The Consumer Financial Protection Bureau (CFPB) may scrap some underwriting requirements for payday loans, which would make it easier for payday lenders to provide the loans and easier for some borrowers to procure them.

The underwriting requirements in question are part of the CFPB’s payday lending rule, which the bureau spent five years working on and which the last director and the current one, Mick Mulvaney and Kathy Kraninger respectively, seek to backtrack.

This part of the rule requires payday lenders to underwrite loans for borrowers who obtain more than six payday loans in a year. Lenders must verify the borrower’s income and examine the borrower’s other debts and spending. In other words, they must evaluate a borrower’s “ability to repay.”

The purpose of this provision is to prevent borrowers from falling into a long-term debt trap, as payday loans usually come with interest rates upward of 300 percent. If payday lenders believe a frequent borrower is unable to pay back the loans, they can refuse to provide more of them.

Rebecca Borné, senior policy counsel with the Center for Responsible Lending (an anti-payday lending advocacy group), told InsideSources she doesn’t see how nixing this provision will be good for consumers.

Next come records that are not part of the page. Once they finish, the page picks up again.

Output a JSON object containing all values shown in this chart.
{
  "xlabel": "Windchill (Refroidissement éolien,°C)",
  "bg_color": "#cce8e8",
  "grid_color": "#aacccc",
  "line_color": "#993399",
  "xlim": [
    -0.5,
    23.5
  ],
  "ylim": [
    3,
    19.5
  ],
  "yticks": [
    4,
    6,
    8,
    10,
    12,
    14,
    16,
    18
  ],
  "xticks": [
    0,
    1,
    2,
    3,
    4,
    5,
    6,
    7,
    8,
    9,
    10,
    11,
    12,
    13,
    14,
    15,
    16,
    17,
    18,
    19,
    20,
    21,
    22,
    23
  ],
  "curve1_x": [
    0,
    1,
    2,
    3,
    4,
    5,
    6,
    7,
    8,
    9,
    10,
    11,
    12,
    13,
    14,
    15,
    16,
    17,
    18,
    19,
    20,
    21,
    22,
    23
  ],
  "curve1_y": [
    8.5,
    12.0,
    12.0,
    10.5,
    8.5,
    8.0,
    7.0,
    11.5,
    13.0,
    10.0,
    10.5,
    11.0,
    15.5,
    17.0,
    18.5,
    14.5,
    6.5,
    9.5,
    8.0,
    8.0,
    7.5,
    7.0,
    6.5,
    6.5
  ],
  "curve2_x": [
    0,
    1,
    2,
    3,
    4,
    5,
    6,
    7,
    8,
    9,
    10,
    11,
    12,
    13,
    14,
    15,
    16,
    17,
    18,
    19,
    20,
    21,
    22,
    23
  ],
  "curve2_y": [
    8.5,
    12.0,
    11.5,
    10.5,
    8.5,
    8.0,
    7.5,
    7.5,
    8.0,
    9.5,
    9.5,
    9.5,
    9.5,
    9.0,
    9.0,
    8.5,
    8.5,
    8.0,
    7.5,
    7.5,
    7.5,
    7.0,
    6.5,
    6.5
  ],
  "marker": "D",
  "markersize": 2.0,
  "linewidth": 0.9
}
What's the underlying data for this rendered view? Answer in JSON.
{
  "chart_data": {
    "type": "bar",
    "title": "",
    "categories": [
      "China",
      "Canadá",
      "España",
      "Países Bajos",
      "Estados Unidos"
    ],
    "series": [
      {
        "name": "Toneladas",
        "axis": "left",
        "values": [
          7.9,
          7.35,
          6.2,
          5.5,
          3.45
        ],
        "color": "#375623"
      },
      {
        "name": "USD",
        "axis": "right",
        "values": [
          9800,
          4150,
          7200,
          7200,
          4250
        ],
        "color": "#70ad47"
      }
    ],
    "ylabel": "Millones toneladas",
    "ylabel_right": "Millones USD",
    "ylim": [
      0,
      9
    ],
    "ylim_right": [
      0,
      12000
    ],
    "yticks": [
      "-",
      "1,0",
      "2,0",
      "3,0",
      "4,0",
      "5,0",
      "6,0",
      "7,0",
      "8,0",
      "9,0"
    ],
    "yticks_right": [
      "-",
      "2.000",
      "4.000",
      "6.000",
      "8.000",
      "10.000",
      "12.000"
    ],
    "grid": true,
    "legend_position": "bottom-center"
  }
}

“What this would do is have devastating consequences for some of the country’s most financially distressed,” she said. “It would mean that payday lenders can continue to trap borrowers in 300% percent APR unaffordable loans that lead to a long term debt trap.”

Borné thinks such a reversal only supports the “predatory” payday lending industry, and said it is “disappointing if [the bureau] is already willing to undo what [it] spent five years very carefully developing.”

“It’s possible the bureau would say they would rely on better disclosures instead to address the debt trap,” she added. “We would just point out that the bureau, through multiple studies, found disclosures would not solve the problem. The financial incentive [for payday lenders] to get people stuck in the debt trap is just too strong.”

But there is some debate over whether the research supporting certain aspects of the payday lending rule are truly comprehensive or accurate. Some economists — including some from Berkeley’s Haas School of Business — argue there isn’t enough thorough research on payday lending or financial distress situations.

Daniel Press, a policy analyst with the Competitive Enterprise Institute (CEI), published a paper last year outlining how the CFPB ignored some aspects of payday lending research to support its payday lending rule, like the fact that 80 percent of payday loan users said the loans were easy to repay and only 2 percent said they disliked the loans “because they made it too hard to get out of debt,” according to surveys conducted by economists on the Federal Reserve’s Board of Governors.

Press argues that nixing underwriting requirements helps financially distressed borrowers to obtain the quick cash they need to survive, citing numerous studies that low-income and financially distressed borrowers consistently rely on payday loans when other credit options are unavailable.

The high APR is a consequence of the high default rate: the average default rate for payday loans is 20 percent compared to 3 percent for commercial banks.

Restricting or eliminating the payday lending industry, he argues, would only hurt the poor and the financially struggling.

“Small-dollar loans, such as payday loans, predominately support employed individuals who are trying to stay afloat between paychecks when they run short on cash, often because of an emergency,” he writes. “For financially strapped consumers, small-dollar loans are often a better option than the available alternatives, such as overdrawing a bank account or defaulting on a different loan. Defaulting on traditional forms of credit can ruin a person’s credit score and cost more than taking out a small loan.”

Furthermore, he argues, the “ability to repay” standard for frequent borrowers doesn’t make sense because “if borrowers had an immediate ability to repay— including a month of no financial trouble — they would have no need to patronize payday lenders in the first place. Instead, they would access traditional sources of credit, such as their own savings, credit cards, or bank loans. Such options are not available to the majority of payday borrowers, who know that they may have to string together multiple loans.”

In other words, the payday lending industry exists because there is demand for it, so the CFPB shouldn’t hamper it, despite recent studies showing that greater loan availability in general “leads to more financial difficulty.”

The problem, as Borné put it, really comes down to financial incentives for payday lenders and borrowers, which enable the cycle of debt.

But, as economists on both sides of the issue have found — and as Press states — there isn’t enough empirical evidence to show that the average borrower is tricked into a predatory payday loan, but the payday lending does encourage the debt cycle, so the real question is, how to stop borrowers from getting stuck in the debt trap in the first place?